Refining Our Best Buys
In this issue:
There’s no question oil prices will eventually head higher. How do we know? Because they’re currently insufficient to finance the exploration and the drilling necessary to satisfy global demand over the long haul. In this issue’s second article, we run through this calculation in considerable detail.
But, at the moment, global output remains somewhat higher than global demand, adding to the glut of crude in storage tanks filled nearly to the brim. At the moment, U.S. shale wells drilled less than a year ago when crude was still above $100 a barrel continue to gush, and their owners keep drilling new wells based on spending plans greenlighted when oil was still above $60 this spring.

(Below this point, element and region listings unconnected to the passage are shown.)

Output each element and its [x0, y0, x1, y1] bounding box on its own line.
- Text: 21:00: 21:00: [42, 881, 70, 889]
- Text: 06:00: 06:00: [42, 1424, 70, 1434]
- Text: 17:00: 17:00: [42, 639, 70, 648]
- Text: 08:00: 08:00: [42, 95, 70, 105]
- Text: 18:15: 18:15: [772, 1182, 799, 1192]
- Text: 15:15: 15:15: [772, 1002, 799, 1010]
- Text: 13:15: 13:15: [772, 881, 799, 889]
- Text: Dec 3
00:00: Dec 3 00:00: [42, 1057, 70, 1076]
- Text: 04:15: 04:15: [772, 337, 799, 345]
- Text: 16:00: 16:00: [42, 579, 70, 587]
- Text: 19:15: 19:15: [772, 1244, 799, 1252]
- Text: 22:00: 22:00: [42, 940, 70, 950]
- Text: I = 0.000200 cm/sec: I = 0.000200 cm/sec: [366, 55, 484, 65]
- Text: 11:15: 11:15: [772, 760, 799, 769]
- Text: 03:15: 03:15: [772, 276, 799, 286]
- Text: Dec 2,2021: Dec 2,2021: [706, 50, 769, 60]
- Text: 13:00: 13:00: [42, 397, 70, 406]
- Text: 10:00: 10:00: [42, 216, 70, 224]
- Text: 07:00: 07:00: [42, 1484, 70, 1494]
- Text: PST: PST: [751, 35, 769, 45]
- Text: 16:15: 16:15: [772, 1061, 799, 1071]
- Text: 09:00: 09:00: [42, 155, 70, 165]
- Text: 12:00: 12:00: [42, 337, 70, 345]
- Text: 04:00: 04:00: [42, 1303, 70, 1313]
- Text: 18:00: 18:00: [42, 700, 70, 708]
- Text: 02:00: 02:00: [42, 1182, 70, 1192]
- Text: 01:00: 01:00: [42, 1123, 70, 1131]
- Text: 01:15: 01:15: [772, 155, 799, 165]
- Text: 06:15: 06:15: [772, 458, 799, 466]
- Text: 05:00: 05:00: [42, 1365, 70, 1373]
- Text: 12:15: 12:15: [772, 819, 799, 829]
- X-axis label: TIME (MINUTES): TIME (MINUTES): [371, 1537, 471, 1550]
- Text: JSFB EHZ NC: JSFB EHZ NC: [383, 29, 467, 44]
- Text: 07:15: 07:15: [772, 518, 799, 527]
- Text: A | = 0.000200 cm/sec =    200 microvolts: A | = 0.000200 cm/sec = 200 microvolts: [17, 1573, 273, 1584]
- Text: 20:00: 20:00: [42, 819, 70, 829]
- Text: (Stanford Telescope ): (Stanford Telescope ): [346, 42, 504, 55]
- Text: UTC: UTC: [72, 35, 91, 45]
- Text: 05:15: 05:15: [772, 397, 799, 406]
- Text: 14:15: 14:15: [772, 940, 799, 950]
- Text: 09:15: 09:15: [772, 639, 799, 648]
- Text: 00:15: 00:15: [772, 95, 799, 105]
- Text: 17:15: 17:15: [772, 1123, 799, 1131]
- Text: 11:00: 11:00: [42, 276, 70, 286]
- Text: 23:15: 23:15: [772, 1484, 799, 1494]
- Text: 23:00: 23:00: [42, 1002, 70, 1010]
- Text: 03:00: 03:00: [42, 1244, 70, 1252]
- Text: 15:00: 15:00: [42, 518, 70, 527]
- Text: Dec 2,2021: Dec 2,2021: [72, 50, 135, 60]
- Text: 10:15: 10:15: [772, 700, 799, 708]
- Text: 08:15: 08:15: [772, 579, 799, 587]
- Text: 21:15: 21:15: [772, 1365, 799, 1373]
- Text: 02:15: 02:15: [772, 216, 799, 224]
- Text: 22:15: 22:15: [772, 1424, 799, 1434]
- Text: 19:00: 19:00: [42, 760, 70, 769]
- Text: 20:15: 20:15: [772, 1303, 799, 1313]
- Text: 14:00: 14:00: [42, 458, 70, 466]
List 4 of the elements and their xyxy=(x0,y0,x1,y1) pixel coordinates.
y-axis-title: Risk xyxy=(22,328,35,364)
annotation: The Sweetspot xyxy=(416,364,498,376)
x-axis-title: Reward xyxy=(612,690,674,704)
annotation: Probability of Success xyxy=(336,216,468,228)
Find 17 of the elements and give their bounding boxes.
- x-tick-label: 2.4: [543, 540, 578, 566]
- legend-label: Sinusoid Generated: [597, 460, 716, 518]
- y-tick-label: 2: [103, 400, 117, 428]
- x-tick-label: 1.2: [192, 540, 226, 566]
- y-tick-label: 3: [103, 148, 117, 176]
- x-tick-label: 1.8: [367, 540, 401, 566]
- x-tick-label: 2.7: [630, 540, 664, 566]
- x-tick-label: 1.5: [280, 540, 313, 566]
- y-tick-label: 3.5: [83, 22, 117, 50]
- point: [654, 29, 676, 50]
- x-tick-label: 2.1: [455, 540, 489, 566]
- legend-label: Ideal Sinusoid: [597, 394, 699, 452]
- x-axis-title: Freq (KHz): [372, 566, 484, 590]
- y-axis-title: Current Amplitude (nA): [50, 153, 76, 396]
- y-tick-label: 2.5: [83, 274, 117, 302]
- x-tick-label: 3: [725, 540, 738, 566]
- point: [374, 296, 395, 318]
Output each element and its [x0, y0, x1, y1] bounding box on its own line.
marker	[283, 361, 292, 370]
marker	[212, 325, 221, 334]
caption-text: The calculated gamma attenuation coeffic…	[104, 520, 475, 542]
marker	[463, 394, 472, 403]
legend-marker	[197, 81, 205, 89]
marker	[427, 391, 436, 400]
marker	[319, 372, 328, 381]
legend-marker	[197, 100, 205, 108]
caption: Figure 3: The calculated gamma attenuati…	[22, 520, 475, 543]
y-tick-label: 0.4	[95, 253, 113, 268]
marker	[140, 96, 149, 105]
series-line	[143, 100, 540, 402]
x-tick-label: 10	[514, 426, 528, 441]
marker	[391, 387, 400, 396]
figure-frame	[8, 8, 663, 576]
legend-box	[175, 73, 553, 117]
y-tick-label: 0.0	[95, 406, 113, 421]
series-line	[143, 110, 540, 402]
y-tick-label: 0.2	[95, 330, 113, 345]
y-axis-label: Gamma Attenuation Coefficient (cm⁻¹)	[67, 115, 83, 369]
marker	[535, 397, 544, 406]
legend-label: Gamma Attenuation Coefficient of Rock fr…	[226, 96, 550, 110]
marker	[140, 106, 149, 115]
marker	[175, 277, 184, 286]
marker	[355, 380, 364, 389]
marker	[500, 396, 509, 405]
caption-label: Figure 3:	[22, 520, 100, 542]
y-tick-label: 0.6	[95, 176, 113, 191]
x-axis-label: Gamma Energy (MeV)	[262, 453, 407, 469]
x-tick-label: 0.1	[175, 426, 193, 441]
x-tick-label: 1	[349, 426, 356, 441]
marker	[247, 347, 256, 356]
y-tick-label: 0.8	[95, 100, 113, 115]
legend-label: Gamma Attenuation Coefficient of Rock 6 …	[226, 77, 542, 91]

Factor in the pall cast over the global economy by China’s recent struggles and the general bear market in commodities, and it’s easy to see why crude should remain on sale in the near term, at least until U.S. output starts to meaningfully decline and the storage glut shows signs of easing.
In the meantime, refiners are enjoying another windfall, and some are using it to diversify into new profit streams. Our new Best Buys list includes three refiner stocks and two refinery logistics MLPs with strong business momentum.
The other theme is that more than half of our choices are marketing one or more affiliated income vehicles to outside investors on highly favorable terms in this era of low interest rates. These yield merchants enjoy access to very cheap capital they have deployed to build long-term value for their own shareholders.
Also making the cut were two tanker fleet operators and two gas drillers producing extremely low-cost gas in the Marcellus shale.
As for the oil patch, its next boom could be some time coming, and while former Best Buys such as Schlumberger (NYSE: SLB) and EOG (NYSE: EOG) remain excellent companies, they are not best buys in the current environment.
The same reasoning leads us to now label offshore rig suppliers Seadrill (NYSE: SDRL) and Ensco (NYSE: ESV) sells. There’s no question that it would have been much better to have done so a year ago. But we can’t let such regrets deter us now while considerable downside risk remains. If these companies manage to survive this downturn their stocks might become buys again down the road. But it’s no longer possible to justify holding them.
Sure things look darkest before dawn, but we have a pretty good sense that we’re nowhere near morning in oil production.
Portfolio Update
- Seadrill (NYSE: SDRL) downgraded to Sell in Aggressive Portfolio
- Ensco (NYSE: ESV) downgraded to Sell in Conservative Portfolio
- Valero (NYSE: VLO) buy limit raised to $77 in Growth Portfolio
- SunEdison (NYSE: SUNE) buy limit raised to $32 in Aggressive Portfolio
- Delek Logistics Partners (NYSE: DKL) buy limit raised to $52 in Conservative Portfolio
- New Best Buy rankings feature Marathon Petroleum (NYSE: MPC), Valero (NYSE: VLO), Energy Transfer Equity (NYSE: ETE), SunEdison (NYSE: SUNE), Western Refining (NYSE: WNR), UGI (NYSE: UGI), EQT (NYSE: EQT), Magellan Midstream Partners (NYSE: MMP), Enterprise Products Partners (NYSE: EPD), Delek Logistics Partners (NYSE: DKL), DHT Holdings (NYSE: DHT), EuroNav (NYSE: EURN) and Cabot Oil & Gas (NYSE: COG)
Commodity Update
The nuclear deal with Iran continues to put downward pressure on oil prices, as investors anticipate more crude oil flooding into an already well-supplied market. West Texas Intermediate fell another $4.21/bbl to $48.14/bbl over the last two weeks, closing at the lowest level in nearly four months. Brent crude fell $3.27/bbl to $54.62/bbl. Natural gas prices rose slightly to $2.78 per million British thermal units (MMBtu), up $0.07/MMBtu since our previous issue.
In Other News
- Iran reached an agreement with major world powers over the country’s nuclear program, which if finalized will lift trade sanctions and allow Iran to increase its oil exports
- The Energy Information Administration’s (EIA) July Short Term Energy Outlook (STEO) projects that U.S. summer gasoline prices will be the lowest since 2009
- The EIA also reports that, for the first time ever, natural gas has surpassed coal as the leading power source in the U.S.
- Coal MLP Rhino Resource Partners (NYSE: RNO) announced the suspension of its Q2 distribution to conserve liquidity and cash flow
- Hydraulic fracturing sand provider Hi-Crush Partners (NYSE: HCLP) announced a $0.20 per unit cut in its cash distribution from the previous quarter
- A train derailment in Montana spilled 35,000 gallons of crude oil and forced the evacuation of 30 people
- Acknowledging they may be a bit early, Credit Suisse energy analysts upgraded the E&P sector to overweight.